Pero no recibimos ningún refuerzo, ni siendo apoyados por las tropas de la izquierda, nos sentimos a poco extenuados e incapacitados para continuar el ataque con el ímpetu y pertinacia que exigía el estado de la lucha. Solo la derecha de Suárez, un batallón de la división Canevaro, había acompañado nuestra acometida.

Consecuentemente decrecía la impulsión del contraataque y no quedaba otro recurso que interrumpir el seguimiento del enemigo por el fuego. Y luego asaz amargo, hube de tomar la resolución de suspender el combate y ordenar el repliegue general, el cual fue ejecutado sin que el enemigo intentara perturbarlo.

Entre tanto, los chilenos recibían copiosos refuerzos y reagrupaban sus tropas para retomar la ofensiva y atacar nuestra débil línea de defensa con incontrastable superioridad de fuerzas".

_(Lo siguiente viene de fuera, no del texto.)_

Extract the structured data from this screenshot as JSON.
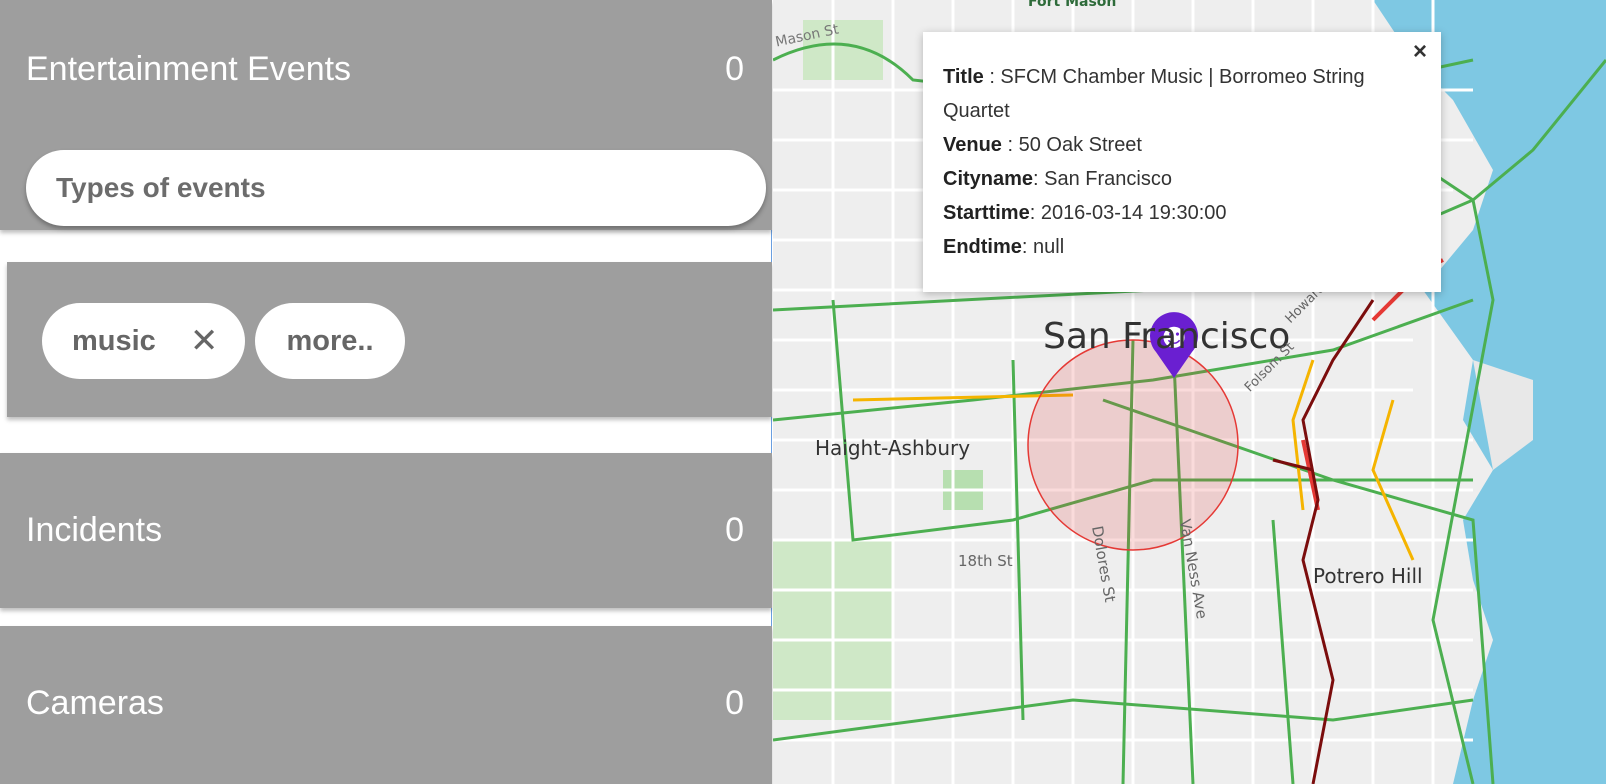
{
  "sidebar": {
    "entertainment": {
      "title": "Entertainment Events",
      "count": "0"
    },
    "search": {
      "placeholder": "Types of events"
    },
    "chips": [
      {
        "label": "music"
      },
      {
        "label": "more.."
      }
    ],
    "incidents": {
      "title": "Incidents",
      "count": "0"
    },
    "cameras": {
      "title": "Cameras",
      "count": "0"
    }
  },
  "map": {
    "labels": {
      "fort_mason": "Fort Mason",
      "city": "San Francisco",
      "haight": "Haight-Ashbury",
      "potrero": "Potrero Hill",
      "dolores": "Dolores St",
      "eighteenth": "18th St",
      "van_ness": "Van Ness Ave",
      "mason_st": "Mason St",
      "howard": "Howard St",
      "folsom": "Folsom St"
    },
    "colors": {
      "water": "#7ec8e3",
      "park": "#b7dfb0",
      "traffic_free": "#4caf50",
      "traffic_slow": "#f5b400",
      "traffic_jam": "#e53935",
      "traffic_stop": "#7b0d0d",
      "marker": "#6a1fd1"
    }
  },
  "popup": {
    "close": "×",
    "title_label": "Title",
    "title_value": " : SFCM Chamber Music | Borromeo String Quartet",
    "venue_label": "Venue",
    "venue_value": " : 50 Oak Street",
    "city_label": "Cityname",
    "city_value": ": San Francisco",
    "start_label": "Starttime",
    "start_value": ": 2016-03-14 19:30:00",
    "end_label": "Endtime",
    "end_value": ": null"
  }
}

En esa batalla perecieron los humildes campesinos traídos de los Andes junto con lo mejor de la ciudadanía que vivía en Lima proveniente de los diferentes estratos sociales y actividades. Se derramó sangre con gallardía y en la muerte todos quedaron inmolados como héroes, aunque los más con la simple calificación de soldados desconocidos, después sobre los sobrevivientes se desató la barbarie. Al respecto, es preferible que sea un chileno quien narre lo que sucedió, es el historiador Benjamín Vicuña Mackenna: (144)

"Quedaba solo por consumar la persecución y la matanza, y esta fue tan rápida como espantosa. Era casi imposible contener a los soldados chilenos, y el cansancio, mas que las órdenes desobedecidas de los jefes, contuvo a muchos casi en los suburbios de Lima". Fue horrorosa la carnicería que hicieron los chilenos durante la persecución, dice uno de los suyos. "Las cercanías de los fuertes, las tapias que lo respaldaban, los potreros y huertos, los caminos y los callejones, todo quedaba sembrado con los cadáveres de los fugitivos. Por los callejones que hacia el lado de Tebes, se dirigen a Lima, y por el camino de ese nombre, había a trechos verdaderas natas de cuerpos humanos. Gran parte de ellos eran de pobres serranos, calzados con ojotas, pertenecientes a los batallones recién llegados a Lima de distintos puntos del interior. Aquel rosario de cadáveres llegaba más allá de la hacienda de San Borja, hasta tres o cuatro cuadras de Lima, por el lado de Barbones. Entre ellos había muchos cuerpos de los caballos en que habían montado algunos jefes y oficiales para escapar con más ligereza de las certeras balas, pero que de ese modo lograron sólo llamar la atención de sus perseguidores. Fue aquella una verdadera cacería, una corrida de huanacos humanos.

Las minas y las voces de traición generalizadas en toda la línea habían desbordado a todos los límites del encono, y hubo oficial chileno que había perdido en las campañas dos hermanos, y que encontrando refugiados en una casa del camino hacia Lima, hasta treinta peruanos, los hizo fusilar, sin compasión, en los sótanos en que se habían metido.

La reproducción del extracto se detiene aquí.